Paulão não esquece da ponte de madeira que havia entre a Salvador França e a Ipiranga – “a gente pescava embaixo, e do outro lado havia uma vila” – e da fábrica de carroças do seu Lúcio, na rua Guilherme Alves, defronte onde está a igreja católica: “Eles faziam carroças e tinha uma ferraria do lado, para ferrar os cavalos. Era um movimento direto com muitas carroças e cavalos.”
Nesse tempo pacato e sem esgoto cloacal, o bairro nem sempre cheirava muito bem, brinca o comerciante, reportando-se aos famosos recipientes em forma de cubos colocados debaixo das privadas e que acumulavam as fezes das famílias. Depois de alguns dias, eram lacrados e recolhidos pelos “cubeiros”, ou “cabungueiros”, assim como hoje se faz com os banheiros químicos: “O cheiro era horrível”. Eles vinham em caminhões e “às vezes demoravam”.
Joel: um carnaval muito animado, com blocos de foliões e fantasias improvisadas. |
AMERICANO – Rua Serafim Terra, 49. Este era o endereço do Clube Recreativo Americano, onde aconteciam os bailes e as festas do bairro. Joel Duarte, 69 anos (idade em 2008. Joel, infelizmente, já faleceu), contador aposentado e morador da rua Itaboraí, participou de muitas delas e pode enumerar de memória os outros pequenos clubes do JB, estes dedicados ao futebol – o Amazonas, o Universal, o Leal Santos, o Cometa, o Ararigbóia e, mais tarde, o São Pedro.
Ele também recorda das pequenas fábricas que existiam no bairro. “Tinha uma fábrica de carroças, uma de gaiolas, uma de rapadura e outra de doces. Nos anos cinquenta e sessenta as missas eram realizada no hall de entrada do colégio Otávio de Souza e depois na entrada do Jardim Botânico, onde fiz a minha primeira comunhão com o frei capuchinho da igreja de Santo Antônio. Recordo que na Serafim Terra existia o clube São Luís, onde a gente jogava ping-pong, bocha, cartas, futebol e se fazia churrascos e também bailes.

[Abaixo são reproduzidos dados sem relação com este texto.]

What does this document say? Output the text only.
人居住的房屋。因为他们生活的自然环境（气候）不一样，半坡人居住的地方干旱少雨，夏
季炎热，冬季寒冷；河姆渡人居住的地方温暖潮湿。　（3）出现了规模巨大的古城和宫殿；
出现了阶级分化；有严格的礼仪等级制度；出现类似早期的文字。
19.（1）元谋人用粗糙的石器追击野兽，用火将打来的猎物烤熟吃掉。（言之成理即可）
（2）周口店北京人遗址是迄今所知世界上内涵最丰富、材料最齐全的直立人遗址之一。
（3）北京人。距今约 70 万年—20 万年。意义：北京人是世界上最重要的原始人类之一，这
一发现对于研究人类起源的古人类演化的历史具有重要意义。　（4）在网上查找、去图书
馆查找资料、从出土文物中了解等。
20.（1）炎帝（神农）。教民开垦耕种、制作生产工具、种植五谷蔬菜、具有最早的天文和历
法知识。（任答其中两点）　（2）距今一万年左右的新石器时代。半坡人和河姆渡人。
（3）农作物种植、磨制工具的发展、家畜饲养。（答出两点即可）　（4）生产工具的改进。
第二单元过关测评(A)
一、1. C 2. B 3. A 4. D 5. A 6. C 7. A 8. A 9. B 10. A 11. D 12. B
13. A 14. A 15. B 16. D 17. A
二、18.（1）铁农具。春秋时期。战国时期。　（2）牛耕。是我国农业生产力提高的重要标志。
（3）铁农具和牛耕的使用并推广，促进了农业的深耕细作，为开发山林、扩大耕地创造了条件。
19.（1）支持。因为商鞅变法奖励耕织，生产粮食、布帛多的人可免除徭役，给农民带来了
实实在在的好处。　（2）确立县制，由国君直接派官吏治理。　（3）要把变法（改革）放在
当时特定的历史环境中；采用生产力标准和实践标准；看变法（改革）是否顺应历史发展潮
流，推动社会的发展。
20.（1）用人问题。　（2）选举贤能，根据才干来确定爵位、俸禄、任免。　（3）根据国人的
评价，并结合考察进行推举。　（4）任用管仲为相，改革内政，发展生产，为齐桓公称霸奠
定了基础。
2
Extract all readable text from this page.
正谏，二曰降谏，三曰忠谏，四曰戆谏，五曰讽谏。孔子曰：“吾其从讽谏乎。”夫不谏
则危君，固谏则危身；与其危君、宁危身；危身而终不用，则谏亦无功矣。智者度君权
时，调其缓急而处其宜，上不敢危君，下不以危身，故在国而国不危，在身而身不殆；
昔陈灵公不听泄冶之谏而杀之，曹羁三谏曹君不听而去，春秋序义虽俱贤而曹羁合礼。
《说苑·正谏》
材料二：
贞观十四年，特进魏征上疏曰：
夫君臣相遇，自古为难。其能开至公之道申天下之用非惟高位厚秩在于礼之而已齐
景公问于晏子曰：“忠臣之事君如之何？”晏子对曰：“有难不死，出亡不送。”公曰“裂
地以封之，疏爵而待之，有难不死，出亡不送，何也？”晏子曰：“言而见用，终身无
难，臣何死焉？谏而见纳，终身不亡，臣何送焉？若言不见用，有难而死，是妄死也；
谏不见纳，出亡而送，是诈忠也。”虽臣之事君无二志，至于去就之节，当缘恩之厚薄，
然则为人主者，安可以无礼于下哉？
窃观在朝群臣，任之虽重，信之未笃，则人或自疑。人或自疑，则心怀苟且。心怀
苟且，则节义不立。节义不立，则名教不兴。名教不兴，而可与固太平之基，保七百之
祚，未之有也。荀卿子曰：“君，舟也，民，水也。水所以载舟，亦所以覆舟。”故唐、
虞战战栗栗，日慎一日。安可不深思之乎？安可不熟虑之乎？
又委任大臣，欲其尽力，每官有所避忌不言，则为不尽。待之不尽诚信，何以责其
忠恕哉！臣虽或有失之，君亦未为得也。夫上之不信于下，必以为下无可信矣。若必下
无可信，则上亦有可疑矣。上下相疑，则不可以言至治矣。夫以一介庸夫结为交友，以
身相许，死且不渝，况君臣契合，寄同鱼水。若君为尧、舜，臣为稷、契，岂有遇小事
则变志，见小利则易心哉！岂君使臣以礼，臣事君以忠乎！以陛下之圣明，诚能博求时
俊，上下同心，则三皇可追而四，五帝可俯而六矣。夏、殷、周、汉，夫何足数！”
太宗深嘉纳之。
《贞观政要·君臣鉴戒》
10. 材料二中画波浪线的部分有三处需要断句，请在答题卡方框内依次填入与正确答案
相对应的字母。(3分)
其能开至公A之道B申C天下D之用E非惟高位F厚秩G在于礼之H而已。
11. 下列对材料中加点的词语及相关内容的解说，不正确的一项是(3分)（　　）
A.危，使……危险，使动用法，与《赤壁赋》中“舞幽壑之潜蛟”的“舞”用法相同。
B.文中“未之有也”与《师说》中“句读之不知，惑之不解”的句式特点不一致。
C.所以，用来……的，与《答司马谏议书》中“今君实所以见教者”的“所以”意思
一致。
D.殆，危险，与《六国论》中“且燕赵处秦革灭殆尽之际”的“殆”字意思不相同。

A fábrica de rapaduras era na Guilherme Alves, era um produto de ótima qualidade. Já a fábrica de sabão era na Roque Gonzales. E no Botânico, na hoje Fundação, havia também grandes estufas de cactos, praticamente uma floresta que ia ao longo de toda a sua extensão, naquele tempo, entre a Ipiranga e a Cristiano Fischer e Tibiriçá com Salvador França e outras ruas, terras que hoje pertencem ao hospital da PUC, por casas e até pelo Oitavo Distrito de Meteorologia.”
O aposentado também lembra os antigos carnavais do bairro: “Eram muito animados, inclusive tendo eleito uma vez a Rainha do Carnaval de Porto Alegre. Aconteciam na Surupá, na Felizardo e na Barão, o povo se divertia de qualquer jeito, inventavam fantasias ao gosto de cada um, havia blocos formados.”